Spettatori sotto il tendone degli orsi: perplessi. Si esce dalla visione di La famosa invasione degli orsi in Sicilia, diretto dal fumettista Lorenzo Mattotti – dal 7 novembre nelle sale italiane grazie a Bim – con una strana sensazione di vuoto percettivo. Tratto dal libro illustrato di Dino Buzzati datato 1945, e all’epoca pubblicato prima a puntate sul Corriere dei Piccoli, la riduzione cinematografica dalla lunga gestazione (sei anni) a firma di uno dei più celebri disegnatori al mondo (pensiamo solo alle magnifiche copertine per il New Yorker) è un oggetto d’animazione cromaticamente sfavillante, ma allo stesso tempo che fatica ad affermarsi, a rimanere vivido, come senso e morale del racconto oltre la dimensione elementare della fiaba per bambini. L’opera era l’unica produzione italiana nella sezione Un Certain Regard del Festival di Cannes.
Per ripararsi del gelo e dalla neve un cantastorie e sua figlia si rifugiano in una grotta abitata da un enorme silenzioso anziano orso. Il duo di saltimbanchi, per non farsi sbranare, anche se l’orso non ne ha la minima intenzione, comincia a raccontargli proprio la famosa invasione degli orsi in Sicilia, ovvero quando al re degli orsi Leonzio i cacciatori delle montagne rapirono il figlio Tonio. Dopo qualche tempo di malinconica catatonia, e spinti da una fame conclamata, Leonzio e i suoi compagni orsi decisero di calare con i suoi 10mila orsi nella terra degli uomini per ritrovare Tonio e un po’ di cibo.
Il Granduca, che comanda come un re ottocentesco le lande di pianura e mare, ne ordina l’istantaneo annientamento, ma gli orsi dapprima stupiti da questa accoglienza reagiscono poi distruggono l’armata ducale e conquistano la città. Proprio là dove, in un circo, sta lavorando come equilibrista il figlio Tonio… Nessuno spoiler, ma possiamo solo dirvi che la pacifica convivenza tra orsi e uomini, con Leonzio re, non durerà a lungo, anche per colpa dell’avidità di potere proprio di un orso. Riprendendo in maniera pedissequa la trama di Buzzati, a cui viene aggiunta la cornice “cantastorie” che permette una via d’uscita su un ipotetico presente del racconto (il “come è andata a finire” viene suggerito dal vecchio orso alla bambina senza che nessuno lo senta), Mattotti prende anche in mano e prova a trasmettere il cuore del racconto buzzatiano che potremmo semplificare con una schietta morale: l’umanità è corrotta e non c’è redenzione per nessuno.
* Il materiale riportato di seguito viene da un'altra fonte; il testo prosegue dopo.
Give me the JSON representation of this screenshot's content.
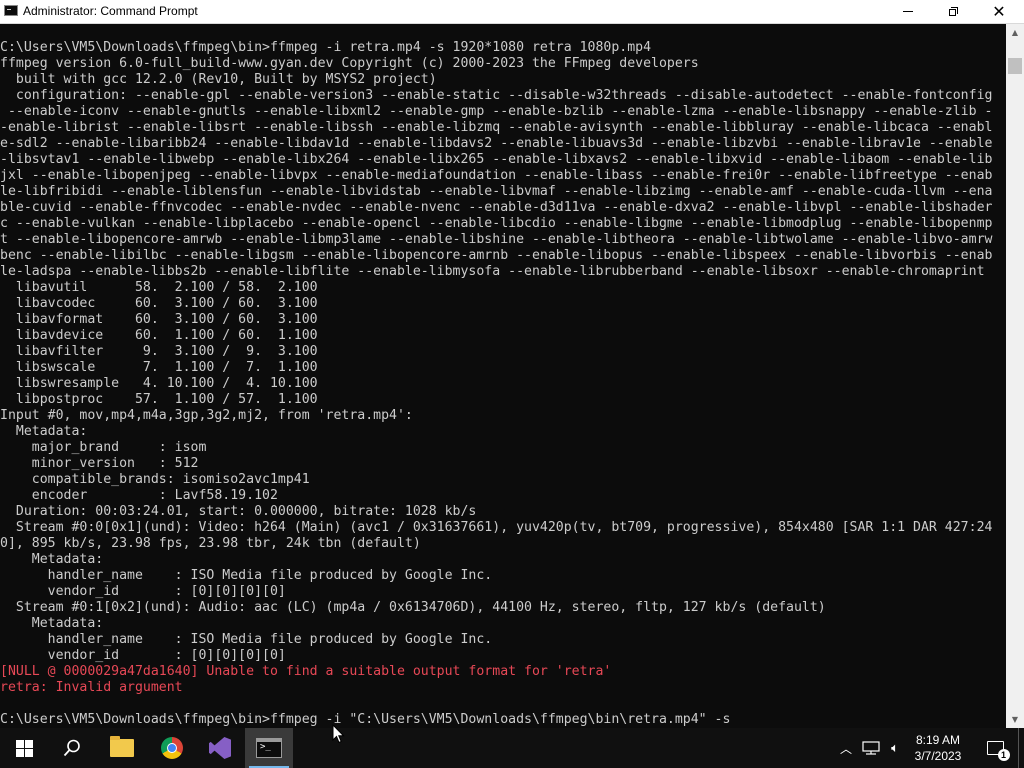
{
  "window": {
    "title": "Administrator: Command Prompt"
  },
  "console": {
    "lines": [
      "C:\\Users\\VM5\\Downloads\\ffmpeg\\bin>ffmpeg -i retra.mp4 -s 1920*1080 retra 1080p.mp4",
      "ffmpeg version 6.0-full_build-www.gyan.dev Copyright (c) 2000-2023 the FFmpeg developers",
      "  built with gcc 12.2.0 (Rev10, Built by MSYS2 project)",
      "  configuration: --enable-gpl --enable-version3 --enable-static --disable-w32threads --disable-autodetect --enable-fontconfig",
      " --enable-iconv --enable-gnutls --enable-libxml2 --enable-gmp --enable-bzlib --enable-lzma --enable-libsnappy --enable-zlib -",
      "-enable-librist --enable-libsrt --enable-libssh --enable-libzmq --enable-avisynth --enable-libbluray --enable-libcaca --enabl",
      "e-sdl2 --enable-libaribb24 --enable-libdav1d --enable-libdavs2 --enable-libuavs3d --enable-libzvbi --enable-librav1e --enable",
      "-libsvtav1 --enable-libwebp --enable-libx264 --enable-libx265 --enable-libxavs2 --enable-libxvid --enable-libaom --enable-lib",
      "jxl --enable-libopenjpeg --enable-libvpx --enable-mediafoundation --enable-libass --enable-frei0r --enable-libfreetype --enab",
      "le-libfribidi --enable-liblensfun --enable-libvidstab --enable-libvmaf --enable-libzimg --enable-amf --enable-cuda-llvm --ena",
      "ble-cuvid --enable-ffnvcodec --enable-nvdec --enable-nvenc --enable-d3d11va --enable-dxva2 --enable-libvpl --enable-libshader",
      "c --enable-vulkan --enable-libplacebo --enable-opencl --enable-libcdio --enable-libgme --enable-libmodplug --enable-libopenmp",
      "t --enable-libopencore-amrwb --enable-libmp3lame --enable-libshine --enable-libtheora --enable-libtwolame --enable-libvo-amrw",
      "benc --enable-libilbc --enable-libgsm --enable-libopencore-amrnb --enable-libopus --enable-libspeex --enable-libvorbis --enab",
      "le-ladspa --enable-libbs2b --enable-libflite --enable-libmysofa --enable-librubberband --enable-libsoxr --enable-chromaprint",
      "  libavutil      58.  2.100 / 58.  2.100",
      "  libavcodec     60.  3.100 / 60.  3.100",
      "  libavformat    60.  3.100 / 60.  3.100",
      "  libavdevice    60.  1.100 / 60.  1.100",
      "  libavfilter     9.  3.100 /  9.  3.100",
      "  libswscale      7.  1.100 /  7.  1.100",
      "  libswresample   4. 10.100 /  4. 10.100",
      "  libpostproc    57.  1.100 / 57.  1.100",
      "Input #0, mov,mp4,m4a,3gp,3g2,mj2, from 'retra.mp4':",
      "  Metadata:",
      "    major_brand     : isom",
      "    minor_version   : 512",
      "    compatible_brands: isomiso2avc1mp41",
      "    encoder         : Lavf58.19.102",
      "  Duration: 00:03:24.01, start: 0.000000, bitrate: 1028 kb/s",
      "  Stream #0:0[0x1](und): Video: h264 (Main) (avc1 / 0x31637661), yuv420p(tv, bt709, progressive), 854x480 [SAR 1:1 DAR 427:24",
      "0], 895 kb/s, 23.98 fps, 23.98 tbr, 24k tbn (default)",
      "    Metadata:",
      "      handler_name    : ISO Media file produced by Google Inc.",
      "      vendor_id       : [0][0][0][0]",
      "  Stream #0:1[0x2](und): Audio: aac (LC) (mp4a / 0x6134706D), 44100 Hz, stereo, fltp, 127 kb/s (default)",
      "    Metadata:",
      "      handler_name    : ISO Media file produced by Google Inc.",
      "      vendor_id       : [0][0][0][0]"
    ],
    "error_lines": [
      "[NULL @ 0000029a47da1640] Unable to find a suitable output format for 'retra'",
      "retra: Invalid argument"
    ],
    "prompt_line": "C:\\Users\\VM5\\Downloads\\ffmpeg\\bin>ffmpeg -i \"C:\\Users\\VM5\\Downloads\\ffmpeg\\bin\\retra.mp4\" -s"
  },
  "taskbar": {
    "apps": [
      "start",
      "search",
      "file-explorer",
      "google-chrome",
      "visual-studio",
      "command-prompt"
    ],
    "active_app": "command-prompt"
  },
  "tray": {
    "time": "8:19 AM",
    "date": "3/7/2023",
    "notification_count": "1"
  },
  "colors": {
    "console_bg": "#0c0c0c",
    "console_text": "#cccccc",
    "error_text": "#e74856",
    "taskbar_bg": "#101010"
  }
}
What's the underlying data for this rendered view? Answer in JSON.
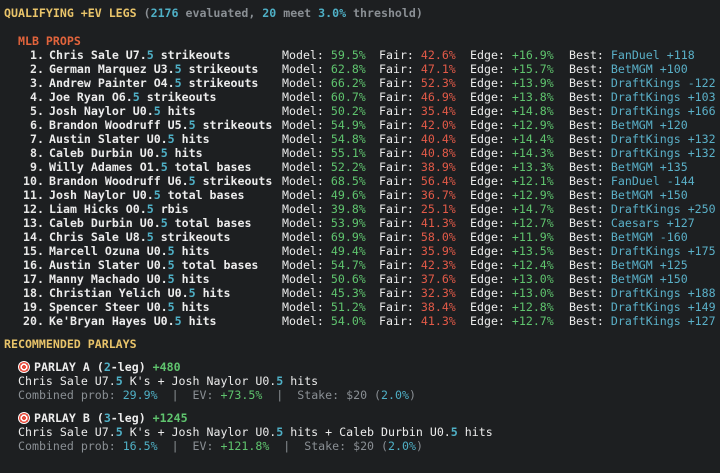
{
  "header": {
    "title": "QUALIFYING +EV LEGS",
    "paren_open": "(",
    "evaluated_count": "2176",
    "evaluated_text": " evaluated, ",
    "meet_count": "20",
    "meet_text": " meet ",
    "threshold_pct": "3.0%",
    "threshold_text": " threshold)"
  },
  "mlb": {
    "title": "MLB PROPS",
    "labels": {
      "model": "Model:",
      "fair": "Fair:",
      "edge": "Edge:",
      "best": "Best:"
    },
    "rows": [
      {
        "num": "1.",
        "pre": "Chris Sale U7.",
        "bold": "5",
        "post": " strikeouts",
        "model": "59.5%",
        "fair": "42.6%",
        "edge": "+16.9%",
        "book": "FanDuel",
        "odds": "+118"
      },
      {
        "num": "2.",
        "pre": "German Marquez U3.",
        "bold": "5",
        "post": " strikeouts",
        "model": "62.8%",
        "fair": "47.1%",
        "edge": "+15.7%",
        "book": "BetMGM",
        "odds": "+100"
      },
      {
        "num": "3.",
        "pre": "Andrew Painter O4.",
        "bold": "5",
        "post": " strikeouts",
        "model": "66.2%",
        "fair": "52.3%",
        "edge": "+13.9%",
        "book": "DraftKings",
        "odds": "-122"
      },
      {
        "num": "4.",
        "pre": "Joe Ryan O6.",
        "bold": "5",
        "post": " strikeouts",
        "model": "60.7%",
        "fair": "46.9%",
        "edge": "+13.8%",
        "book": "DraftKings",
        "odds": "+103"
      },
      {
        "num": "5.",
        "pre": "Josh Naylor U0.",
        "bold": "5",
        "post": " hits",
        "model": "50.2%",
        "fair": "35.4%",
        "edge": "+14.8%",
        "book": "DraftKings",
        "odds": "+166"
      },
      {
        "num": "6.",
        "pre": "Brandon Woodruff U5.",
        "bold": "5",
        "post": " strikeouts",
        "model": "54.9%",
        "fair": "42.0%",
        "edge": "+12.9%",
        "book": "BetMGM",
        "odds": "+120"
      },
      {
        "num": "7.",
        "pre": "Austin Slater U0.",
        "bold": "5",
        "post": " hits",
        "model": "54.8%",
        "fair": "40.4%",
        "edge": "+14.4%",
        "book": "DraftKings",
        "odds": "+132"
      },
      {
        "num": "8.",
        "pre": "Caleb Durbin U0.",
        "bold": "5",
        "post": " hits",
        "model": "55.1%",
        "fair": "40.8%",
        "edge": "+14.3%",
        "book": "DraftKings",
        "odds": "+132"
      },
      {
        "num": "9.",
        "pre": "Willy Adames O1.",
        "bold": "5",
        "post": " total bases",
        "model": "52.2%",
        "fair": "38.9%",
        "edge": "+13.3%",
        "book": "BetMGM",
        "odds": "+135"
      },
      {
        "num": "10.",
        "pre": "Brandon Woodruff U6.",
        "bold": "5",
        "post": " strikeouts",
        "model": "68.5%",
        "fair": "56.4%",
        "edge": "+12.1%",
        "book": "FanDuel",
        "odds": "-144"
      },
      {
        "num": "11.",
        "pre": "Josh Naylor U0.",
        "bold": "5",
        "post": " total bases",
        "model": "49.6%",
        "fair": "36.7%",
        "edge": "+12.9%",
        "book": "BetMGM",
        "odds": "+150"
      },
      {
        "num": "12.",
        "pre": "Liam Hicks O0.",
        "bold": "5",
        "post": " rbis",
        "model": "39.8%",
        "fair": "25.1%",
        "edge": "+14.7%",
        "book": "DraftKings",
        "odds": "+250"
      },
      {
        "num": "13.",
        "pre": "Caleb Durbin U0.",
        "bold": "5",
        "post": " total bases",
        "model": "53.9%",
        "fair": "41.3%",
        "edge": "+12.7%",
        "book": "Caesars",
        "odds": "+127"
      },
      {
        "num": "14.",
        "pre": "Chris Sale U8.",
        "bold": "5",
        "post": " strikeouts",
        "model": "69.9%",
        "fair": "58.0%",
        "edge": "+11.9%",
        "book": "BetMGM",
        "odds": "-160"
      },
      {
        "num": "15.",
        "pre": "Marcell Ozuna U0.",
        "bold": "5",
        "post": " hits",
        "model": "49.4%",
        "fair": "35.9%",
        "edge": "+13.5%",
        "book": "DraftKings",
        "odds": "+175"
      },
      {
        "num": "16.",
        "pre": "Austin Slater U0.",
        "bold": "5",
        "post": " total bases",
        "model": "54.7%",
        "fair": "42.3%",
        "edge": "+12.4%",
        "book": "BetMGM",
        "odds": "+125"
      },
      {
        "num": "17.",
        "pre": "Manny Machado U0.",
        "bold": "5",
        "post": " hits",
        "model": "50.6%",
        "fair": "37.6%",
        "edge": "+13.0%",
        "book": "BetMGM",
        "odds": "+150"
      },
      {
        "num": "18.",
        "pre": "Christian Yelich U0.",
        "bold": "5",
        "post": " hits",
        "model": "45.3%",
        "fair": "32.3%",
        "edge": "+13.0%",
        "book": "DraftKings",
        "odds": "+188"
      },
      {
        "num": "19.",
        "pre": "Spencer Steer U0.",
        "bold": "5",
        "post": " hits",
        "model": "51.2%",
        "fair": "38.4%",
        "edge": "+12.8%",
        "book": "DraftKings",
        "odds": "+149"
      },
      {
        "num": "20.",
        "pre": "Ke'Bryan Hayes U0.",
        "bold": "5",
        "post": " hits",
        "model": "54.0%",
        "fair": "41.3%",
        "edge": "+12.7%",
        "book": "DraftKings",
        "odds": "+127"
      }
    ]
  },
  "parlays": {
    "title": "RECOMMENDED PARLAYS",
    "labels": {
      "combined": "Combined prob: ",
      "ev": "EV: ",
      "stake": "Stake: ",
      "sep": "  |  "
    },
    "items": [
      {
        "label": "PARLAY A",
        "legs_paren_open": " (",
        "legs_num": "2",
        "legs_text": "-leg)",
        "odds": " +480",
        "legs_line": [
          {
            "t": "Chris Sale U7.",
            "k": "w"
          },
          {
            "t": "5",
            "k": "b"
          },
          {
            "t": " K's + Josh Naylor U0.",
            "k": "w"
          },
          {
            "t": "5",
            "k": "b"
          },
          {
            "t": " hits",
            "k": "w"
          }
        ],
        "prob": "29.9%",
        "ev": "+73.5%",
        "stake": "$20",
        "stake_pct_open": " (",
        "stake_pct": "2.0%",
        "stake_pct_close": ")"
      },
      {
        "label": "PARLAY B",
        "legs_paren_open": " (",
        "legs_num": "3",
        "legs_text": "-leg)",
        "odds": " +1245",
        "legs_line": [
          {
            "t": "Chris Sale U7.",
            "k": "w"
          },
          {
            "t": "5",
            "k": "b"
          },
          {
            "t": " K's + Josh Naylor U0.",
            "k": "w"
          },
          {
            "t": "5",
            "k": "b"
          },
          {
            "t": " hits + Caleb Durbin U0.",
            "k": "w"
          },
          {
            "t": "5",
            "k": "b"
          },
          {
            "t": " hits",
            "k": "w"
          }
        ],
        "prob": "16.5%",
        "ev": "+121.8%",
        "stake": "$20",
        "stake_pct_open": " (",
        "stake_pct": "2.0%",
        "stake_pct_close": ")"
      }
    ]
  },
  "colors": {
    "background": "#1d1f21",
    "header_yellow": "#e9c46a",
    "section_orange": "#e3643c",
    "model_green": "#5fc46e",
    "fair_red": "#e35a48",
    "book_cyan": "#5ab0c8",
    "muted": "#8a8f94"
  },
  "icons": {
    "parlay": "target-icon"
  }
}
Solo che Buzzati la sua splendida idea l’aveva sviluppata nel 1945, in epoca di aspro e diretto scontro tra capitalismo e comunismo (facciamo uomini/capitalismo e orsi/comunismo). Passato mezzo secolo l’attualizzazione del messaggio diventa pericolosissima e scivolosa. Per questo la casella pare vuota, mancante, addirittura spenta. Uno spazio bianco che, appunto da adulti, si percepisce con incredibile pesantezza. Ecco allora che ci si aggrappa al disegno, all’animazione. Chiaro Mattotti è uno dei migliori disegnatori al mondo. Punto. Le sue tavole ti ipnotizzano e ti lasciano con il naso appiccicato alla vetrina e gli occhi spalancati. Solo che anche qui c’è un problema non di poco conto. I disegni singoli fanno un effetto, montarli e dargli movimento, azione, ovvero farli vivere con l’atto del filmare ne danno un altro. È la differenza basica sta staticità e dinamicità. E questa, ci spiace, è una scommessa perduta.
La famosa invasione degli orsi in Sicilia non palpita, non scorre, rimane tagliata rigidamente tra una tavola e l’altra. Certo Mattotti scrosta le linee austere di De Chirico, scopiazzate da Buzzati, dando al set dei suoi orsi uno sfondo curvilineo e morbido, ma il 2D per questi orsi squadrati o per quegli umani assottigliati, trasmette e patisce un assordante silenzio emotivo. Non aiuta per nulla, infine, il doppiaggio “comico” di Antonio Albanese per il cantastorie e l’apparizione di Andrea Camilleri per l’orso anziano. Un ammiccamento ad una fruibilità, questa sì, inutilmente adulta e leziosa. A niente serve l’apparizione di figure fantastiche come il Gatto mammone, il Serpenton del mare, l’orco locandiere, a rivitalizzare in chiave orientaleggiante un oggetto bello da vedere ma innocuo da intendere. Peccato, ma peccato davvero.